Durante l’indagine Camaleonte i finanzieri della Compagnia di Mirano trovano documentazione relativa a strani passaggi di denaro e rogiti tra Mangone e Borella.
Riguardano uno stabile di Sanbruson di Dolo e uno di Bassano del Grappa. L’affare prevedeva che l’edificio di Bassano dovesse essere acquisito da Borella, mentre quello di Dolo da Mangone. Alla fine doveva essere una permuta. Ma così non è stato. Nell’affare entrava anche Biasion considerato dagli investigatori uno dei principali complici del clan calabrese nel “lavare”, con le sue imprese edili, i soldi sporchi provenienti dalle estorsioni.
Quando scattano gli arresti di marzo, Borella si presenta alla Guardia di finanza di Mirano e racconta di come gli è stato soffiato l’edificio di Sanbruson, nello studio Maculan presente anche Biasion.
Scrive il gip nell’ordinanza: «Borella riferiva di non avere sottoscritto liberamente la quietanza presso il notaio Maculan, bensì di essersi determinato a farlo in quanto costretto dal comportamento intimidatorio posto in essere principalmente da parte di Mangone. Borella, pur ammettendo di non avere ricevuto esplicite minacce da parte di Mangone, esponeva di avere firmato temendo che, in caso contrario, sarebbe andato incontro a conseguenze negative».

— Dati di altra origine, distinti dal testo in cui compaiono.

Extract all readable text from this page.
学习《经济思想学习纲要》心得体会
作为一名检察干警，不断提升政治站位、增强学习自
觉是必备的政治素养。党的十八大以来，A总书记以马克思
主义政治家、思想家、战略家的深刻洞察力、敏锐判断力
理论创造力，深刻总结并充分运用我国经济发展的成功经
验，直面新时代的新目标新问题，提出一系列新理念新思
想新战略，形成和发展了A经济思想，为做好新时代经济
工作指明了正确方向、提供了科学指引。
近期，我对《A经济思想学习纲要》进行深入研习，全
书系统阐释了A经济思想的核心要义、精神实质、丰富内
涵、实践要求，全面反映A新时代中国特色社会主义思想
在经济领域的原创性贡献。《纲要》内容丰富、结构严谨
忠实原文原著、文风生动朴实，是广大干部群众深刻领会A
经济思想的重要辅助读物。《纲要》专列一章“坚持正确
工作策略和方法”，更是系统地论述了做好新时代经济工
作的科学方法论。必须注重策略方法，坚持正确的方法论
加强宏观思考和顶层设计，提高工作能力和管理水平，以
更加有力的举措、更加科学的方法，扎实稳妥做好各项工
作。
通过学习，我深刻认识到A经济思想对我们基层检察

Mette a verbale Borella: «Io questo atto l’ho firmato perché se non avessi firmato sicuramente sarei andato in cerca di problemi o di grane, io non volevo... Va bene lo dico chiaramente io paura ne avevo non poca ma tanta..., sono stato obbligato a andare, perché avevo paura che succedesse qualcosa dì più brutto... se non lo firmavo le cose si mettevano male».
Poi riportando le frasi di Mangone: Tu devi venire a firmare perché se vuoi i soldi... devi firmare la vendita del negozio ... Tu devi venire a firmare e basta! Tu vieni a firmare perché questo è un atto che bisogna fare. E te lo dico io».
L'intervista a Borella.
«Sono stato truffato. Lotterò con tutte le forze per riavere il mio immobile o il denaro che mi spetta».
A raccontare cosa è successo nei dettagli è lo stesso Borella. «La vicenda ha avuto inizio circa 4– 5 anni fa quando a causa dalle separazione da mia moglie ho cercato di vendere per necessità degli immobili. A quel punto ho chiesto ad Adriano Biason, che è stato mio collaboratore per anni, se poteva acquistare un negozio che si trova a Sambruson di Dolo in via Argine Sinistro».
Biason disse a Borella che non avrebbe potuto comprarlo ma avrebbe comunque potuto indirizzarlo verso la Bologna Group, società che faceva riferimento Antonio Mangone.
«Mi fu offerto in questo caso non un acquisto ma una permuta del valore di 75 mila euro. Cioè una cessione reciproca di proprietà (uno scambio fra due immobili dello stesso valore).
Io sarei dovuto diventare proprietario di un a Bassano del Grappa che mi è stato detto era di proprietà dello stesso Mangone. Ma mentre Mangone acquisì subito la mia proprietà, io accettai di differire la sua permuta di un anno».
Dopo un anno però il passaggio di proprietà non avvenne. Fu chiesta invece una ulteriore proroga. «Nel frattempo il negozio che avevo ceduto nella permuta» continua Borella «era stato acquistato da una persona del posto per 70 mila euro».
«A marzo di quest’anno ho perso la pazienza e ho chiesto di essere saldato. Sono stato portato da un notaio di Saonara. Lo stesso notaio che aveva gestito alcuni passaggi dell’operazione della permuta. Li mi fu dato un assegno di 75 mila euro che poi mi è stato tolto dopo aver dichiarato che avevo ricevuto il corrispettivo per l’appartamento. Sono rimasto con in mano 5 mila euro e la fotocopia dell’assegno».
«Ho scoperto poi» conclude Borella «che l’appartamento di Bassano non era di Mangone ma di Biason. Che aveva però uno scoperto in banca di circa 70 mila euro e non poteva certo essere venduto. Il mio negozio ora è stato affittato dal nuovo proprietario a una pizzeria da asporto a quanto ne so. Rivoglio il mio immobile o i soldi che mi spettano. Io non mi arrendo».